Sir Afilonius:  That brings us to the end of the session. Any closing thoughts, Martyn?

Martyn: It’s been a privilege, Sir Afilonius. If I leave you with one final thought, it’s this: we are moving out of the era of “Data Management” and into the era of “Data Autonomy.”

For decades, we’ve treated information like a static resource to be mined, fenced in, and controlled. But at a planetary scale, that old “fortress” mentality creates the silos, the biases, and the catastrophic breaches we’ve discussed today. The architectures of 2030 won’t be about building better containers; they’ll be about creating better ecosystems.

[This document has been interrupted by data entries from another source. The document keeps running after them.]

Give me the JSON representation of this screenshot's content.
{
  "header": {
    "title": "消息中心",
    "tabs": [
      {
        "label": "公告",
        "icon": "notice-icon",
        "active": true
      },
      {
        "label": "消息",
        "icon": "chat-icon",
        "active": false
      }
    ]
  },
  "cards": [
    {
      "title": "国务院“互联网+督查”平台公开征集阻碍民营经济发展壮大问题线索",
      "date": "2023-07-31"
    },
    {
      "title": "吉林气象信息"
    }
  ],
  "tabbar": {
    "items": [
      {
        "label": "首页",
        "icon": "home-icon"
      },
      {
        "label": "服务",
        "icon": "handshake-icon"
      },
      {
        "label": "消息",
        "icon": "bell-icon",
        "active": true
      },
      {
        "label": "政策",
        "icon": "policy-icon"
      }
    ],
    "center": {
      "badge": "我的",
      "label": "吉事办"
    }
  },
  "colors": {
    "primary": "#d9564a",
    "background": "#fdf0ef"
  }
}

Sir Afilonius: So, what is the new objective?

Martyn: The goal is to create a world where information is “intelligent” enough to protect itself, “liquid” enough to flow across disciplines like climate and economics, and “honest” enough to show its own legal receipts.

We’re not just building faster databases; we’re building a collective, verifiable memory for humanity.

The future belongs to organisations that stop trying to “own” the data and focus on how to orchestrate trust around it. This is a significant paradigm shift.

Thank you to Florence, Melanie, Vanessa, Becci, Lila, and Paula for such probing questions. It’s clear that while the technology is ready, the real work lies in our willingness to rethink the very foundations of how we define “knowledge.”